In summary, the channel region of the field effect transistor device provided by the embodiment of the invention includes the anti-state doped region implanted with the counter-state ions, and the anti-state doped region is symmetrically distributed relative to the central axis of the channel region, so that the conducting channel of the device is widened, the probability of forming hot carriers by electrons is reduced, the hot carrier injection effect of the device is reduced, the saturation current of the device is increased, the threshold voltage is reduced, and the device performance is improved.
Fig. 2 is a flowchart of a method for fabricating a field effect transistor device according to an embodiment of the disclosure, and the following details will take an example of fabricating an NMOS device, as shown in fig. 2, and the method includes the following steps:
step S302, providing a substrate.
Step S304, defining a first position of the channel region in the substrate, and performing second type ion implantation on the substrate portion at the first position to form a counter doped region, wherein the counter doped region is symmetrically distributed relative to a central axis of the channel region.
In step S305, a second position of the well region is defined in the substrate, and a first type ion implantation is performed on a portion of the substrate at the second position, where the first type ion is opposite to the second type ion.
In step S306, a gate structure is formed over the channel region.

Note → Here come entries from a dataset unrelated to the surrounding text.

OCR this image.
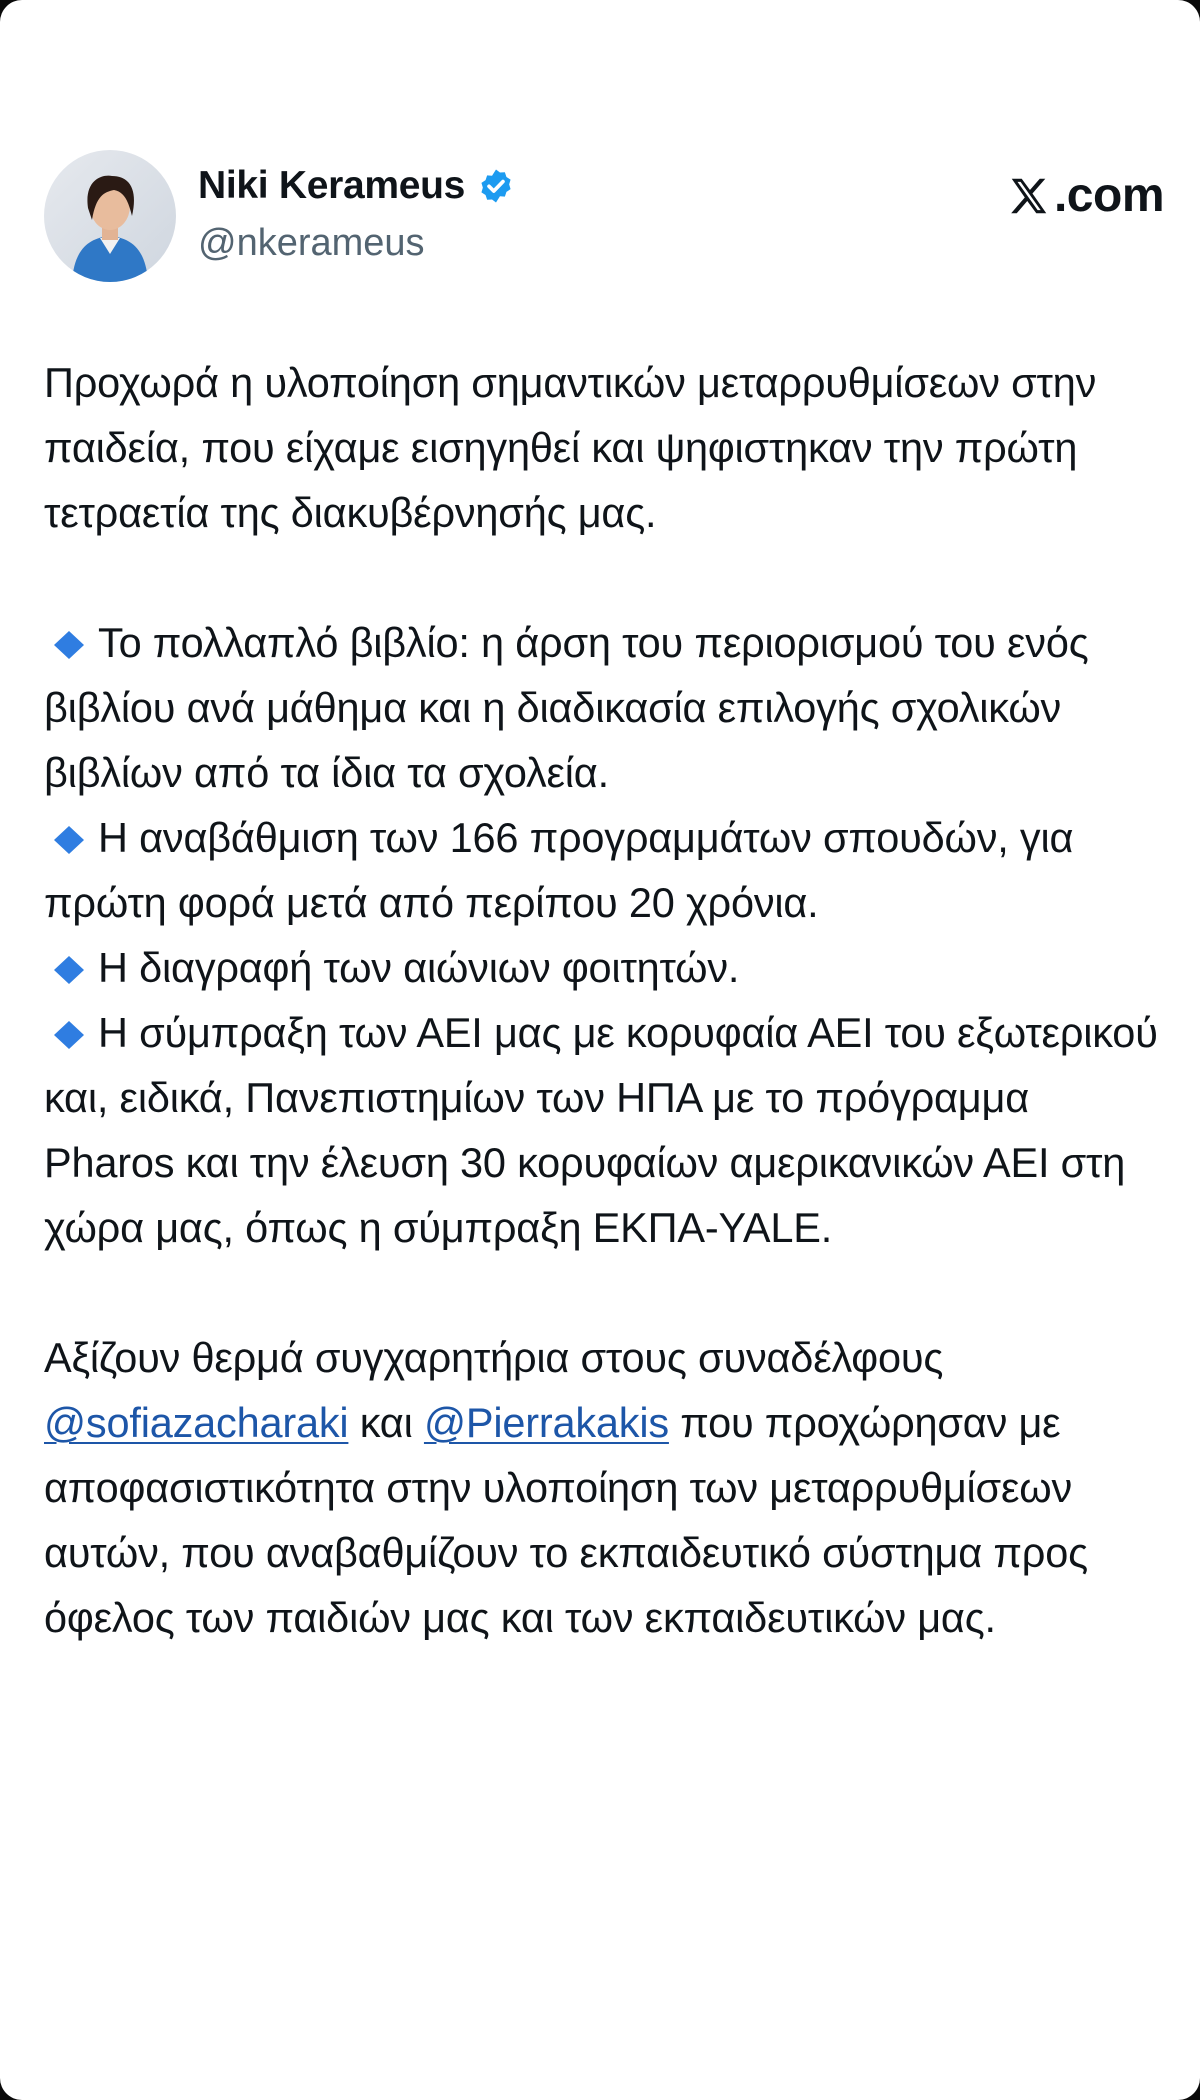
Niki Kerameus
@nkerameus
.com

Προχωρά η υλοποίηση σημαντικών μεταρρυθμίσεων στην παιδεία, που είχαμε εισηγηθεί και ψηφιστηκαν την πρώτη τετραετία της διακυβέρνησής μας.

Το πολλαπλό βιβλίο: η άρση του περιορισμού του ενός βιβλίου ανά μάθημα και η διαδικασία επιλογής σχολικών βιβλίων από τα ίδια τα σχολεία.
Η αναβάθμιση των 166 προγραμμάτων σπουδών, για πρώτη φορά μετά από περίπου 20 χρόνια.
Η διαγραφή των αιώνιων φοιτητών.
Η σύμπραξη των ΑΕΙ μας με κορυφαία ΑΕΙ του εξωτερικού και, ειδικά, Πανεπιστημίων των ΗΠΑ με το πρόγραμμα Pharos και την έλευση 30 κορυφαίων αμερικανικών ΑΕΙ στη χώρα μας, όπως η σύμπραξη ΕΚΠΑ-YALE.

Αξίζουν θερμά συγχαρητήρια στους συναδέλφους @sofiazacharaki και @Pierrakakis που προχώρησαν με αποφασιστικότητα στην υλοποίηση των μεταρρυθμίσεων αυτών, που αναβαθμίζουν το εκπαιδευτικό σύστημα προς όφελος των παιδιών μας και των εκπαιδευτικών μας.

In step S307, lightly doped ion implantation is performed on the substrate portion at the second position with the gate structure as a mask, so as to form lightly doped regions, and the lightly doped regions are located at two sides of the channel region.
And step S308, carrying out source-drain injection on the substrate part with the second position of the lightly doped region by taking the gate structure as a mask to form a source region and a drain region, wherein the source region and the drain region are respectively positioned at two sides of the channel region.

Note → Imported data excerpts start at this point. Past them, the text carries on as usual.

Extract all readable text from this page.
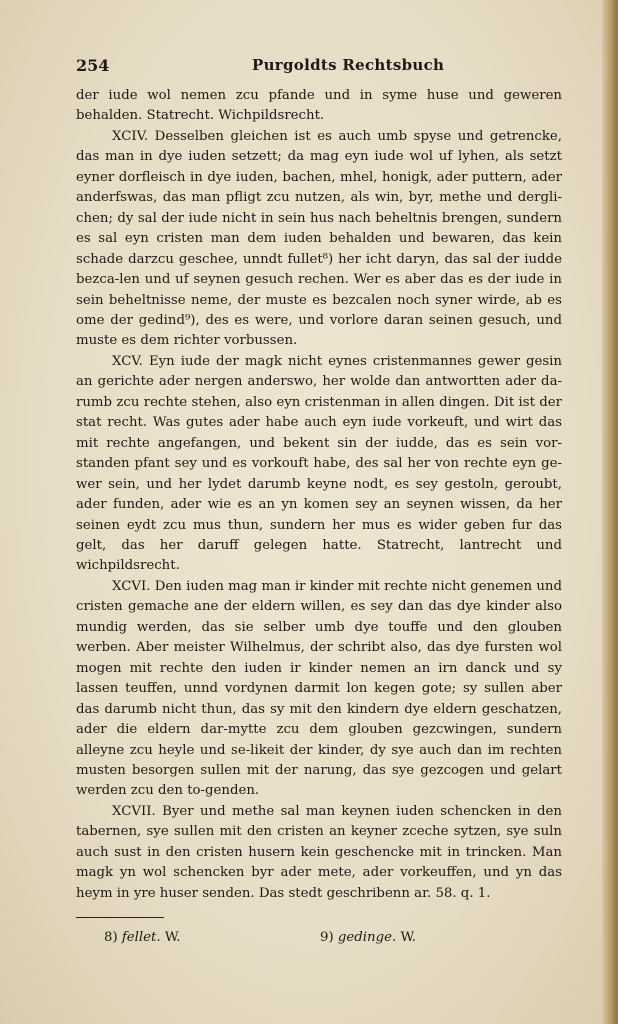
254	Purgoldts Rechtsbuch

der iude wol nemen zcu pfande und in syme huse und geweren behalden. Statrecht. Wichpildsrecht.

XCIV. Desselben gleichen ist es auch umb spyse und getrencke, das man in dye iuden setzett; da mag eyn iude wol uf lyhen, als setzt eyner dorfleisch in dye iuden, bachen, mhel, honigk, ader puttern, ader anderfswas, das man pfligt zcu nutzen, als win, byr, methe und dergli-chen; dy sal der iude nicht in sein hus nach beheltnis brengen, sundern es sal eyn cristen man dem iuden behalden und bewaren, das kein schade darzcu geschee, unndt fullet⁸) her icht daryn, das sal der iudde bezca-len und uf seynen gesuch rechen. Wer es aber das es der iude in sein beheltnisse neme, der muste es bezcalen noch syner wirde, ab es ome der gedind⁹), des es were, und vorlore daran seinen gesuch, und muste es dem richter vorbussen.

XCV. Eyn iude der magk nicht eynes cristenmannes gewer gesin an gerichte ader nergen anderswo, her wolde dan antwortten ader da-rumb zcu rechte stehen, also eyn cristenman in allen dingen. Dit ist der stat recht. Was gutes ader habe auch eyn iude vorkeuft, und wirt das mit rechte angefangen, und bekent sin der iudde, das es sein vor-standen pfant sey und es vorkouft habe, des sal her von rechte eyn ge-wer sein, und her lydet darumb keyne nodt, es sey gestoln, geroubt, ader funden, ader wie es an yn komen sey an seynen wissen, da her seinen eydt zcu mus thun, sundern her mus es wider geben fur das gelt, das her daruff gelegen hatte. Statrecht, lantrecht und wichpildsrecht.

XCVI. Den iuden mag man ir kinder mit rechte nicht genemen und cristen gemache ane der eldern willen, es sey dan das dye kinder also mundig werden, das sie selber umb dye touffe und den glouben werben. Aber meister Wilhelmus, der schribt also, das dye fursten wol mogen mit rechte den iuden ir kinder nemen an irn danck und sy lassen teuffen, unnd vordynen darmit lon kegen gote; sy sullen aber das darumb nicht thun, das sy mit den kindern dye eldern geschatzen, ader die eldern dar-mytte zcu dem glouben gezcwingen, sundern alleyne zcu heyle und se-likeit der kinder, dy sye auch dan im rechten musten besorgen sullen mit der narung, das sye gezcogen und gelart werden zcu den to-genden.

XCVII. Byer und methe sal man keynen iuden schencken in den tabernen, sye sullen mit den cristen an keyner zceche sytzen, sye suln auch sust in den cristen husern kein geschencke mit in trincken. Man magk yn wol schencken byr ader mete, ader vorkeuffen, und yn das heym in yre huser senden. Das stedt geschribenn ar. 58. q. 1.

8) fellet. W.	9) gedinge. W.
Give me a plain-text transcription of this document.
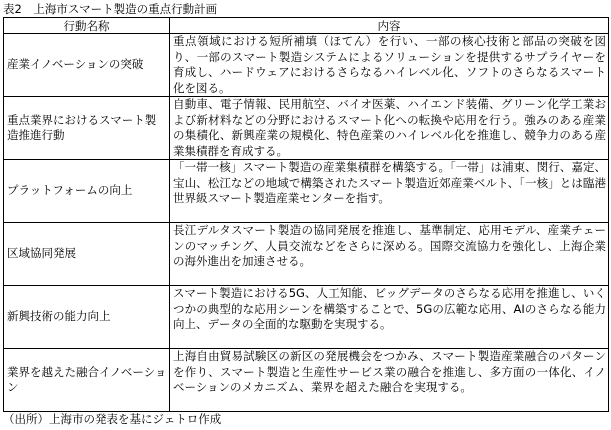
表2　上海市スマート製造の重点行動計画
行動名称	内容
産業イノベーションの突破	重点領域における短所補填（ほてん）を行い、一部の核心技術と部品の突破を図り、一部のスマート製造システムによるソリューションを提供するサプライヤーを育成し、ハードウェアにおけるさらなるハイレベル化、ソフトのさらなるスマート化を図る。
重点業界におけるスマート製造推進行動	自動車、電子情報、民用航空、バイオ医薬、ハイエンド装備、グリーン化学工業および新材料などの分野におけるスマート化への転換や応用を行う。強みのある産業の集積化、新興産業の規模化、特色産業のハイレベル化を推進し、競争力のある産業集積群を育成する。
プラットフォームの向上	「一帯一核」スマート製造の産業集積群を構築する。「一帯」は浦東、閔行、嘉定、宝山、松江などの地域で構築されたスマート製造近郊産業ベルト、「一核」とは臨港世界級スマート製造産業センターを指す。
区域協同発展	長江デルタスマート製造の協同発展を推進し、基準制定、応用モデル、産業チェーンのマッチング、人員交流などをさらに深める。国際交流協力を強化し、上海企業の海外進出を加速させる。
新興技術の能力向上	スマート製造における5G、人工知能、ビッグデータのさらなる応用を推進し、いくつかの典型的な応用シーンを構築することで、5Gの広範な応用、AIのさらなる能力向上、データの全面的な駆動を実現する。
業界を越えた融合イノベーション	上海自由貿易試験区の新区の発展機会をつかみ、スマート製造産業融合のパターンを作り、スマート製造と生産性サービス業の融合を推進し、多方面の一体化、イノベーションのメカニズム、業界を超えた融合を実現する。
（出所）上海市の発表を基にジェトロ作成
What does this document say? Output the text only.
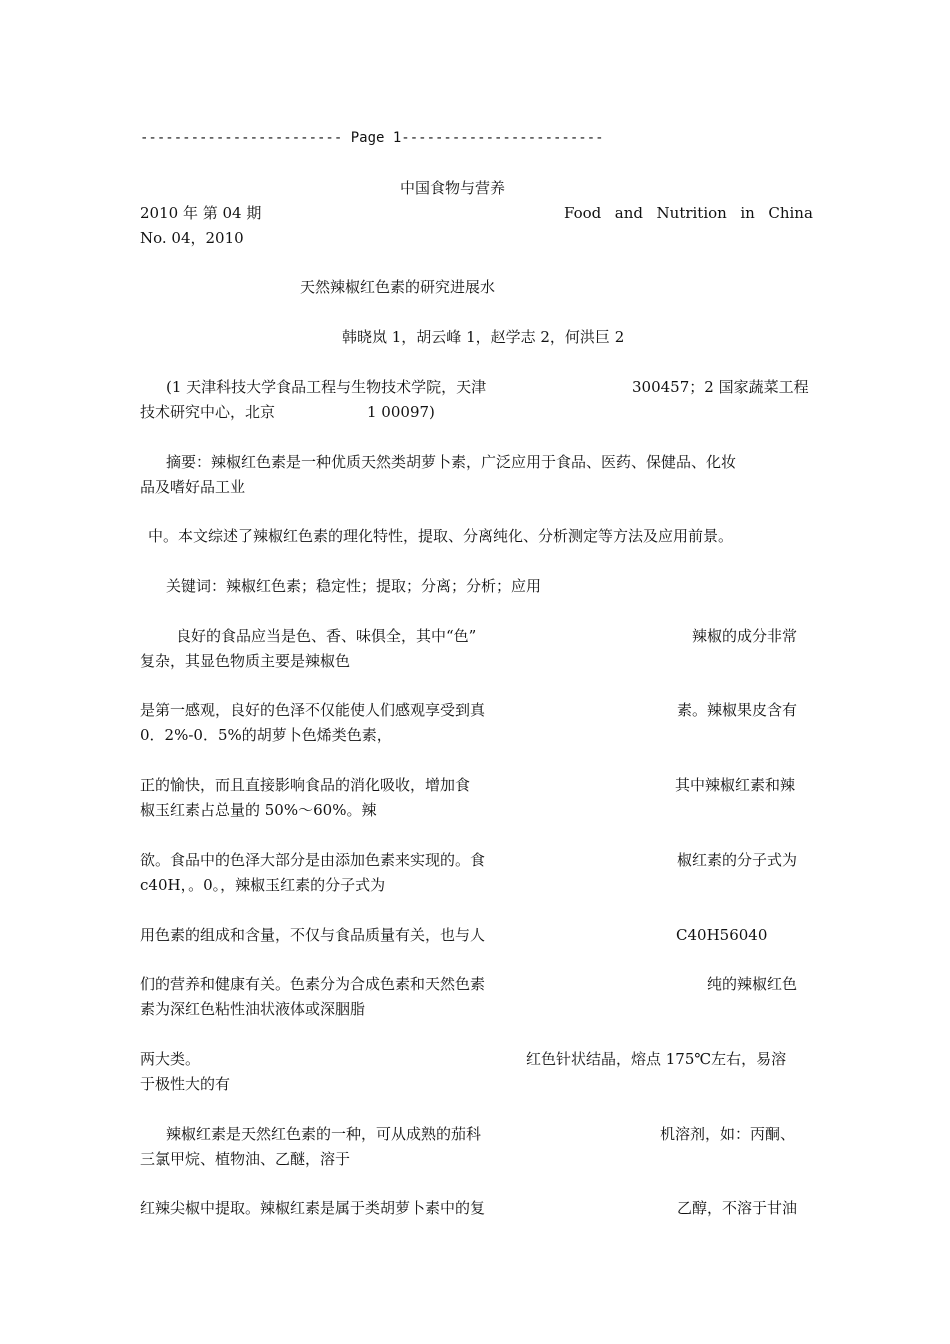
------------------------ Page 1------------------------
中国食物与营养
2010 年 第 04 期	Food  and  Nutrition  in  China
No. 04，2010
天然辣椒红色素的研究进展水
韩晓岚 1，胡云峰 1，赵学志 2，何洪巨 2
(1 天津科技大学食品工程与生物技术学院，天津	300457；2 国家蔬菜工程
技术研究中心，北京	1 00097)
摘要：辣椒红色素是一种优质天然类胡萝卜素，广泛应用于食品、医药、保健品、化妆
品及嗜好品工业
中。本文综述了辣椒红色素的理化特性，提取、分离纯化、分析测定等方法及应用前景。
关键词：辣椒红色素；稳定性；提取；分离；分析；应用
良好的食品应当是色、香、味俱全，其中“色”	辣椒的成分非常
复杂，其显色物质主要是辣椒色
是第一感观，良好的色泽不仅能使人们感观享受到真	素。辣椒果皮含有
0．2%-0．5%的胡萝卜色烯类色素，
正的愉快，而且直接影响食品的消化吸收，增加食	其中辣椒红素和辣
椒玉红素占总量的 50%～60%。辣
欲。食品中的色泽大部分是由添加色素来实现的。食	椒红素的分子式为
c40H，。0。，辣椒玉红素的分子式为
用色素的组成和含量，不仅与食品质量有关，也与人	C40H56040
们的营养和健康有关。色素分为合成色素和天然色素	纯的辣椒红色
素为深红色粘性油状液体或深胭脂
两大类。	红色针状结晶，熔点 175℃左右，易溶
于极性大的有
辣椒红素是天然红色素的一种，可从成熟的茄科	机溶剂，如：丙酮、
三氯甲烷、植物油、乙醚，溶于
红辣尖椒中提取。辣椒红素是属于类胡萝卜素中的复	乙醇，不溶于甘油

When the scheme is adopted to manufacture the device, the conducting channel is widened, and the probability of forming hot carriers by electrons is reduced, so that the hot carrier injection effect of the device is reduced, the saturation current of the device is increased, the threshold voltage is reduced, and the device performance is improved.

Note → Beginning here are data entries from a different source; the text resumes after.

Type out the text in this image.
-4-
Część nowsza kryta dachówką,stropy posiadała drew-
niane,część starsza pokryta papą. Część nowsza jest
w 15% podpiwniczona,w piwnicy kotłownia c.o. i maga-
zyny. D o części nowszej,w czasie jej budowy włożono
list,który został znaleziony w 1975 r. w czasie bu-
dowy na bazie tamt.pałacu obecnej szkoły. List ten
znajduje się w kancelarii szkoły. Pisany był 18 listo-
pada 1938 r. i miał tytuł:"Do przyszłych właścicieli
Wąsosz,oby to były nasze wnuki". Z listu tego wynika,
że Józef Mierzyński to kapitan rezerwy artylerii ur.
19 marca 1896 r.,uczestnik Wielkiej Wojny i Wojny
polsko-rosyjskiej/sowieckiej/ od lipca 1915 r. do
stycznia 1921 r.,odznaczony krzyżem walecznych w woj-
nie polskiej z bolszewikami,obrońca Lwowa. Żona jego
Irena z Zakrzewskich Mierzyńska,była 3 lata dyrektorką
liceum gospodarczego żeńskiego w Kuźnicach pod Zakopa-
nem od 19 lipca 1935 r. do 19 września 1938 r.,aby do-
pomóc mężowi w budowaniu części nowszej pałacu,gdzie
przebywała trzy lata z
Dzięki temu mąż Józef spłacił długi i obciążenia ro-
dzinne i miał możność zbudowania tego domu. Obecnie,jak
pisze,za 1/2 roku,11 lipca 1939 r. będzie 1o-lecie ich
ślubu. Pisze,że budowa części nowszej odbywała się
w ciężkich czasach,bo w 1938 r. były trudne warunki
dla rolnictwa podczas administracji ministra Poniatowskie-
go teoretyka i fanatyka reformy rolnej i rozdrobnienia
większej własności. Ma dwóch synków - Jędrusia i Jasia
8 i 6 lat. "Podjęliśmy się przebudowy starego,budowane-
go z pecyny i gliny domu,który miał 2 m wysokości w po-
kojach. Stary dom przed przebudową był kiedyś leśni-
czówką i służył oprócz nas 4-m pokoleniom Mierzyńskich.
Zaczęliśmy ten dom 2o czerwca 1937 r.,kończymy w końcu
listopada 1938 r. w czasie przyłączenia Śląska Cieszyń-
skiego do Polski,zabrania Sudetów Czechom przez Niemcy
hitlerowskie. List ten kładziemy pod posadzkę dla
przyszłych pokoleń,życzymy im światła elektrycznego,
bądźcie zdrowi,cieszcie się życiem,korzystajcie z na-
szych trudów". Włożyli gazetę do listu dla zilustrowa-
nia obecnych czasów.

In exemplary embodiments of the present disclosure, a P-type substrate may be directly employed, an N-type substrate may be employed, and the conductive channel is located in a P-type well region in the substrate. When the P-type substrate is adopted, the implantation dosage of the P-type ions in the well region is higher than that of the P-type ions in the substrate.
Fig. 3 is a schematic diagram illustrating performing step S304 to perform a first type ion implantation. As shown in fig. 3, arsenic As ion implantation is performed at a specific location (e.g., a specific location defined by a photolithography process) in the N-type substrate 901, to form an anti-state doped region 9051. The ion implantation in this step is counter-doping, i.e. the ion implanted in a specific location in the counter-ion implantation process should be of the N-type ions such As P or As, which are opposite to the ion implanted in the conventional NMOS.
In this embodiment, this step performs ion implantation over the entire length of the conductive channel to form a counter-doped region that is symmetrically distributed about the central axis of the channel region.
In step S304, when the first form ion implantation, that is, the counter ion implantation is performed on the substrate, the implantation dose of the counter ion is 1.5E12 to 1.9E12 per cubic centimeter, and the implantation energy of the counter ion is 30 to 35kev.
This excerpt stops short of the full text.